About a year ago, I ran a post asking how big a business referral network should be. Steve Shue, always helpful, posted a comment with links to discussions about Dunbar Numbers. Anthropologist Robin Dunbar hypothesized that a person could maintain around 150 stable relationships. Other estimates from other studies generally fall in this order of magnitude, though electronic communications may increase the number.
I have thought about Dunbar Numbers ever since and have some observations about them. First, definitions of "stable" may vary in different circumstances. For example, an auditor may only count client relationships that last many years as stable, but a professional who does many small projects, say a competitive intelligence consultant, may describe some relationships that last less than five years with the same word.
Second, not all relationships in a network are stable. We need to sort through several unstable relationships to find each one that becomes stable. Because the competitive intelligence consultant has a higher turnover rate in his core, stable network, he needs a larger pool of total relationships than the auditor does, in order to winnow through enough unstable relationships to keep sufficient stable ones. In my experience professionals with evergreen services generally don't have networks as large as those who sell project work.

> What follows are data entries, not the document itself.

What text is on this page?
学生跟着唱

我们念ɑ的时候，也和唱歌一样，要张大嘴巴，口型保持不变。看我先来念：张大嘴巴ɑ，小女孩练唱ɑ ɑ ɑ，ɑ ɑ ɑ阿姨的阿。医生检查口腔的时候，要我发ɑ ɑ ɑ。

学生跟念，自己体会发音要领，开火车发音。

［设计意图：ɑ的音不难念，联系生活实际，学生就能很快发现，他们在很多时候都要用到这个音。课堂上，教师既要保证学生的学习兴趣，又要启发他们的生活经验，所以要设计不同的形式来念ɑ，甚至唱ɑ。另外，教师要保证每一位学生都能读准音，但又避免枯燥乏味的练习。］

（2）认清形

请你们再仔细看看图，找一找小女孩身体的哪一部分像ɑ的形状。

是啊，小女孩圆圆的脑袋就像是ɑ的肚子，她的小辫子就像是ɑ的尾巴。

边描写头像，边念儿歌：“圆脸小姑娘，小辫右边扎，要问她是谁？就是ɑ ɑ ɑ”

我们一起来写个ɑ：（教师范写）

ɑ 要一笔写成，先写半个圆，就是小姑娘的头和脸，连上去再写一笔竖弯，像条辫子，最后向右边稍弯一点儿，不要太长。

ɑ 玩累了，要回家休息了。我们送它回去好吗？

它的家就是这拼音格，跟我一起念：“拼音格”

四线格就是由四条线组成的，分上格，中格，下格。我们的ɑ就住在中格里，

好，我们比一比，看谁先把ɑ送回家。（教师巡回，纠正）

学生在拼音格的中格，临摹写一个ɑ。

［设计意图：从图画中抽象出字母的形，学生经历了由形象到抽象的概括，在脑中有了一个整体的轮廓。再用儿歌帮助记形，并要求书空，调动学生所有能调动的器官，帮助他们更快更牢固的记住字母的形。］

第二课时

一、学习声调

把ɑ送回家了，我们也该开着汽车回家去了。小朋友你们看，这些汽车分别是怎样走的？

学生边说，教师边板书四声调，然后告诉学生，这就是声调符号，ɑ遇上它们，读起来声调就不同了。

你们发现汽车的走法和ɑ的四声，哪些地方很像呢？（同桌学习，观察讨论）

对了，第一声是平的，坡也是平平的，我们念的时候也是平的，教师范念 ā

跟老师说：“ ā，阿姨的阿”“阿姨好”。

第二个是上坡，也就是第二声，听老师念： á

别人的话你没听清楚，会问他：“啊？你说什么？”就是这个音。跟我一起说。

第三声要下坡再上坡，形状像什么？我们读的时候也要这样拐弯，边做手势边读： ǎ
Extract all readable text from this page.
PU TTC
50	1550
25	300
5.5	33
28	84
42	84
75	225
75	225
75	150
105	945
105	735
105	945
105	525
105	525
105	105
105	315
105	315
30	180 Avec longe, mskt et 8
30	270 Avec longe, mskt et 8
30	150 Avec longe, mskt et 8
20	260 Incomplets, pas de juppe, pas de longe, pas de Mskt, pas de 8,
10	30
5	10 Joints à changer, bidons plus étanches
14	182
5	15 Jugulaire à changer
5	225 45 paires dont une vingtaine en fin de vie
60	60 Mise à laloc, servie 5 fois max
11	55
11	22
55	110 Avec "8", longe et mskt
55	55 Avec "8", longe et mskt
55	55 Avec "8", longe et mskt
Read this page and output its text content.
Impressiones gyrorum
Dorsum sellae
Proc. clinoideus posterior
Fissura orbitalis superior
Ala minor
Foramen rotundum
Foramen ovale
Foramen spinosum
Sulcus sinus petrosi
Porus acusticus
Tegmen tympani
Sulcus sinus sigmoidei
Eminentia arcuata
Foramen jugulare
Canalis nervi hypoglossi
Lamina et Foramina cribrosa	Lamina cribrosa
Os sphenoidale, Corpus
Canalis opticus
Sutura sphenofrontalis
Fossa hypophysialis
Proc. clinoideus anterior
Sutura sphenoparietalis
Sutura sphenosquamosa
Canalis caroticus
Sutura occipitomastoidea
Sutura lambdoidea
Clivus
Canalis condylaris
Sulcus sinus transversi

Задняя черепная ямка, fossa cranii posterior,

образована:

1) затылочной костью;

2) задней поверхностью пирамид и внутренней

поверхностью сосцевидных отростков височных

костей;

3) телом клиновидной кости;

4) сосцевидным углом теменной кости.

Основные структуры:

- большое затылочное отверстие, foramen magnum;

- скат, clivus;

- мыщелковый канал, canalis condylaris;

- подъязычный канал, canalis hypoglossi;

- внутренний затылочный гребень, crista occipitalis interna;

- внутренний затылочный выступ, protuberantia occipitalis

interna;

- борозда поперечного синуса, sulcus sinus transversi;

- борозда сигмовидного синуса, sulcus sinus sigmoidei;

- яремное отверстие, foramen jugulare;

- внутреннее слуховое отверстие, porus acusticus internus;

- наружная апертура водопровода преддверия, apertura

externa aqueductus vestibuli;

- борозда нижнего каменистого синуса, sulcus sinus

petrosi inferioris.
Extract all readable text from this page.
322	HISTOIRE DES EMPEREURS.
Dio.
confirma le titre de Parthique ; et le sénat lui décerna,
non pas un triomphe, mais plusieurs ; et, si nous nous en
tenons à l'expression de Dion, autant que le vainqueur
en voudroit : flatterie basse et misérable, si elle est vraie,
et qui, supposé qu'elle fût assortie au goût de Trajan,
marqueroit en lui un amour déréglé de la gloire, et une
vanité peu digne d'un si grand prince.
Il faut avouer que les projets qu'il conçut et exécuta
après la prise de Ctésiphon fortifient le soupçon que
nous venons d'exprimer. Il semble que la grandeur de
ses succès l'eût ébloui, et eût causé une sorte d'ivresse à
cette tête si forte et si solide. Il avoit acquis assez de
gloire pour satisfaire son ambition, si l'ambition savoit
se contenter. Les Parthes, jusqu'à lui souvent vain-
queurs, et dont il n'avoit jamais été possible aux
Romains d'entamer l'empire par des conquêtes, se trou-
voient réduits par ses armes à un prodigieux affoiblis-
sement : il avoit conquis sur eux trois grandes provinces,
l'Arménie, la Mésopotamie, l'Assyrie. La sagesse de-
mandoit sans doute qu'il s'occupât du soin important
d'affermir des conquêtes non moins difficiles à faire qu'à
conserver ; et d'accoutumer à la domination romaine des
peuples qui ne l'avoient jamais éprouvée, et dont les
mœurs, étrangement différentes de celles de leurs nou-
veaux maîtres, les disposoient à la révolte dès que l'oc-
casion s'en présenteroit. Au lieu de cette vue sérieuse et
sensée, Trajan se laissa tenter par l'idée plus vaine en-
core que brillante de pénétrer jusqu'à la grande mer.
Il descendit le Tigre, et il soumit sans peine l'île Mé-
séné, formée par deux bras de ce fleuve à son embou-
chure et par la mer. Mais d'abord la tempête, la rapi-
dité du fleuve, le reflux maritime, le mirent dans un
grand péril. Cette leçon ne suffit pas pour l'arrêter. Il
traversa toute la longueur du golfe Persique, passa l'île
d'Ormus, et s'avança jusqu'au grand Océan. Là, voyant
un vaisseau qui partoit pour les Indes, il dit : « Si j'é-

Third, when a person first deliberately starts to build a network, she must winnow through a large number of unstable relationships to do so. Also, in my experience, people building a practice must actively work larger networks than those who are well established.
Fourth, we do not look for stability in every relationship. It is quite possible to network with a person for a few months or years and then find that mutual benefit from doing so declines. Networks are full of special cases for special purposes, such as the person an architect networks with to pursue work in a specific distant location once or twice in a career.
All of this is a long way of making the point that to have a good referral network, you probably need to know more people than you think you do.